Doch der Föderalismus steckt in der Krise. Von den knapp 550 Gesetzen zum Beispiel, die der Bundestag in den vergangenen vier Jahren verabschiedet hat, landeten nur sieben im Vermittlungsausschuss zwischen dem Parlament und dem Bundesrat – und das, obwohl die Mehrheitsverhältnisse in den Kammern nicht unterschiedlicher hätten sein können.
Daran zeigt sich, wie wenig Wert die Länder derzeit auf ihre konstitutionelle Machtposition legen, und wenn sie es dann doch tun, kommen Beschlüsse heraus, die ihren Einfluss weiter schwächen. Bestes Beispiel dafür ist die Ganztagsbetreuung. Das Thema Bildung fällt in die Zuständigkeit der Länder. Hier könnten sie ihre Kompetenzen ausspielen. Doch erst als der Bund zusagte, sich massiv an der Finanzierung zu beteiligen, stimmten die Länder einer Ganztagsbetreuung zu. Die Begründung: Man habe sonst kein Geld dafür gehabt. Besser müsste es wohl heißen, das Thema war es den Ländern nicht wert, das Geld zu besorgen.

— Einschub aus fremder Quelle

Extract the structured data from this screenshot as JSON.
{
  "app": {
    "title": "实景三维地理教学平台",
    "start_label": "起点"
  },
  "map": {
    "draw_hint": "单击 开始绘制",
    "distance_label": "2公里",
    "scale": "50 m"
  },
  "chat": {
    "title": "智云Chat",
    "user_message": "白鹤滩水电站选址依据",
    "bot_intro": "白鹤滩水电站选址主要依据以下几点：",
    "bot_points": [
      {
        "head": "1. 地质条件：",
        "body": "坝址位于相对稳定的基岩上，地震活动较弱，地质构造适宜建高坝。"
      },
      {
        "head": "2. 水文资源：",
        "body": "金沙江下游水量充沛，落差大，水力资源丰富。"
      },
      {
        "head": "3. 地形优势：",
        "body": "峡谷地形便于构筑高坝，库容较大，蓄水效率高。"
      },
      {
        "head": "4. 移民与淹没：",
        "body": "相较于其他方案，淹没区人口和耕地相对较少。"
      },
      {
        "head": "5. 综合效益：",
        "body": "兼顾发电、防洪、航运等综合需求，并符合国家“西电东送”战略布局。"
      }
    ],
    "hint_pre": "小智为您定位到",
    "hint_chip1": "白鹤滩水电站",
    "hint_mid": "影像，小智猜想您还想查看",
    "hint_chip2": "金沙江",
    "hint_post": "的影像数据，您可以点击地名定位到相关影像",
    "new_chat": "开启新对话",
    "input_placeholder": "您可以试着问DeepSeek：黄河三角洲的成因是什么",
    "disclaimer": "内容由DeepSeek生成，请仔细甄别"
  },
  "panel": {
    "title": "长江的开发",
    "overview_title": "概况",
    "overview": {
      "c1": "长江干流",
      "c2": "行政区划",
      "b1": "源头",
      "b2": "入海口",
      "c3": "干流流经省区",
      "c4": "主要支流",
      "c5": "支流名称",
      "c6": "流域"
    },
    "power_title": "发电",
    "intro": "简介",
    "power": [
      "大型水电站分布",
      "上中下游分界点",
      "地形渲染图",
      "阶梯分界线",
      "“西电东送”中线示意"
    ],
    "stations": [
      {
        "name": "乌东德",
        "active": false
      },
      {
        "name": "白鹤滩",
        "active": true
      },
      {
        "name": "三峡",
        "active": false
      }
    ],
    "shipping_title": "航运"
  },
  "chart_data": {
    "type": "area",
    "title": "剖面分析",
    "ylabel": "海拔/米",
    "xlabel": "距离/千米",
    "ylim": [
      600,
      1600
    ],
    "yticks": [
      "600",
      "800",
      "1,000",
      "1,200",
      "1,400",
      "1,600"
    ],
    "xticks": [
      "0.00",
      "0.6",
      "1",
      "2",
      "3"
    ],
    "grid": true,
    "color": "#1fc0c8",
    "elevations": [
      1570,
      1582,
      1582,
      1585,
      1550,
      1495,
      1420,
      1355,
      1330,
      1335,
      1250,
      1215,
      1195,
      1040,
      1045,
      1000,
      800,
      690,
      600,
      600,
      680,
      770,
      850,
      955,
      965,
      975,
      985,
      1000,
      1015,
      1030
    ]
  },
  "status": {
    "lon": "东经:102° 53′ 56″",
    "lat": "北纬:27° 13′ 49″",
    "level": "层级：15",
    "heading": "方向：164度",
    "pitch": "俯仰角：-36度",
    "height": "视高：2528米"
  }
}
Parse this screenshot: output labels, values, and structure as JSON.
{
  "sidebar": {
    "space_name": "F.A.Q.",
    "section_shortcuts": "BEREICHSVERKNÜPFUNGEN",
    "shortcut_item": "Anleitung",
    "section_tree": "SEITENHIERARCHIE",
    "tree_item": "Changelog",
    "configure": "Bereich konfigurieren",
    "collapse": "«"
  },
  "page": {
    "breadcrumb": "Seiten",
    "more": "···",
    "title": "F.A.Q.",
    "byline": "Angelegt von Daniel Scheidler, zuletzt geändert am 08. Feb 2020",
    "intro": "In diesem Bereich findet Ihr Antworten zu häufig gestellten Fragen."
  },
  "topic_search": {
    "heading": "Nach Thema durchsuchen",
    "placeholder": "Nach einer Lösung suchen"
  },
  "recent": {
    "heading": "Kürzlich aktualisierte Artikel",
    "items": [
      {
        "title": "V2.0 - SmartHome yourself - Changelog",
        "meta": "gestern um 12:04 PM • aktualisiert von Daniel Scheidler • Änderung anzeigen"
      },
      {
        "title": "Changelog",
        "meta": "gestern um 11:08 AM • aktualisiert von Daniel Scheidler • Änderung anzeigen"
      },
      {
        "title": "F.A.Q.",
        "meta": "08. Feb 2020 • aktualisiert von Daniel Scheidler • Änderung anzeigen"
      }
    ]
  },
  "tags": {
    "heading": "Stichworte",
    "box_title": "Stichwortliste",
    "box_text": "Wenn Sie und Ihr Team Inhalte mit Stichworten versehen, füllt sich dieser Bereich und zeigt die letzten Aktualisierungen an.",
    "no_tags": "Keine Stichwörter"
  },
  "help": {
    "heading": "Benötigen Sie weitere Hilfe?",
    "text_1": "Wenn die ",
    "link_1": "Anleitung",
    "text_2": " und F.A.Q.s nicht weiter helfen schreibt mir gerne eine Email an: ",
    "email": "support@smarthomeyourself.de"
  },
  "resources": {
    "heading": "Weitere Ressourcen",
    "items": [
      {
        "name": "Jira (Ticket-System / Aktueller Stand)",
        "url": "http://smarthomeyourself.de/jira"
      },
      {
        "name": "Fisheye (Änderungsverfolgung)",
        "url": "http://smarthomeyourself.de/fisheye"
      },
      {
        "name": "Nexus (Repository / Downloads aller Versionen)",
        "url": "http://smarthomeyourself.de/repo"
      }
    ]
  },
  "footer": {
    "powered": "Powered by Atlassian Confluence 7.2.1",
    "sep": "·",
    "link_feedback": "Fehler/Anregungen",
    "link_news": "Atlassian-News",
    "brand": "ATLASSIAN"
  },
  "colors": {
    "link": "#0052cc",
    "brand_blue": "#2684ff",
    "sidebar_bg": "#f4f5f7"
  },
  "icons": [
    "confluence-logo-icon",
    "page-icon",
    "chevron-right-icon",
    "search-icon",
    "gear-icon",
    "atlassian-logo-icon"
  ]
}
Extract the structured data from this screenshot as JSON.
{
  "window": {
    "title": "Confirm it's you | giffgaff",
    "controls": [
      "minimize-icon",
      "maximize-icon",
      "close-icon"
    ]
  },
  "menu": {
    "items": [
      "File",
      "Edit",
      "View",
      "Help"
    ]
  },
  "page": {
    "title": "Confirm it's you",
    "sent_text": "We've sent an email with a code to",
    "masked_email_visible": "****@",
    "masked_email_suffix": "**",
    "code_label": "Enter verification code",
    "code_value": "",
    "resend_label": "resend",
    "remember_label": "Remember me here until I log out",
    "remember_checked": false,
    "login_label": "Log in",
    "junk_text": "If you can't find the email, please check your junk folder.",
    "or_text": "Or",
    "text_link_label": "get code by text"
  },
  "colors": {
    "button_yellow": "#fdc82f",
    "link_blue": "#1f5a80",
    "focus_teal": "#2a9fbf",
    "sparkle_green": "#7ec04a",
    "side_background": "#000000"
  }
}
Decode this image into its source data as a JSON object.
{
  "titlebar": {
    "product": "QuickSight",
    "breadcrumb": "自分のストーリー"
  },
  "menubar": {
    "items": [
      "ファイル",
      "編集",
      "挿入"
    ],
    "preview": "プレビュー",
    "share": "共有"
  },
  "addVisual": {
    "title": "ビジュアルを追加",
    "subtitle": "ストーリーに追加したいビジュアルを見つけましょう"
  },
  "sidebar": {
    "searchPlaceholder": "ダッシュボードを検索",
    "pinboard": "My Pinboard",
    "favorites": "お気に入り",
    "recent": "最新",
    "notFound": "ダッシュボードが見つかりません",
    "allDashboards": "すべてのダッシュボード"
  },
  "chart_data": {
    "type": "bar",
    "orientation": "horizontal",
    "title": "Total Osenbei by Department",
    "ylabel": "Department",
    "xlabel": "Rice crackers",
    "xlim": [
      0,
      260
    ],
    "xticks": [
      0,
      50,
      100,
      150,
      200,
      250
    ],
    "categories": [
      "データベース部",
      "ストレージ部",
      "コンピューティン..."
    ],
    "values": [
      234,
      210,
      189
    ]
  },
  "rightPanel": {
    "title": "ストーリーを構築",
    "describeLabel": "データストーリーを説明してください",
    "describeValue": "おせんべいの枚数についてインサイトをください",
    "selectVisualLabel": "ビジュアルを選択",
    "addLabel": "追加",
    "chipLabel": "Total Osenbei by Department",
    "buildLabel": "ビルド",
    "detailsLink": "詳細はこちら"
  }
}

Wer zahlt, schafft an, heißt es so schön, und das wird der Bund auch bei der Ganztagsbetreuung geltend machen, natürlich auf Kosten der Länder. Ihr Einfluss und ihre Bedeutung für die lokale Politik schwindet und schwindet. Wenn das so weitergeht, wird Deutschland zwar immer noch in Bundesländer gegliedert sein, weil es das Grundgesetz so verlangt. Von der ursprünglich gemeinten Machtaufteilung bleibt aber nur noch wenig übrig.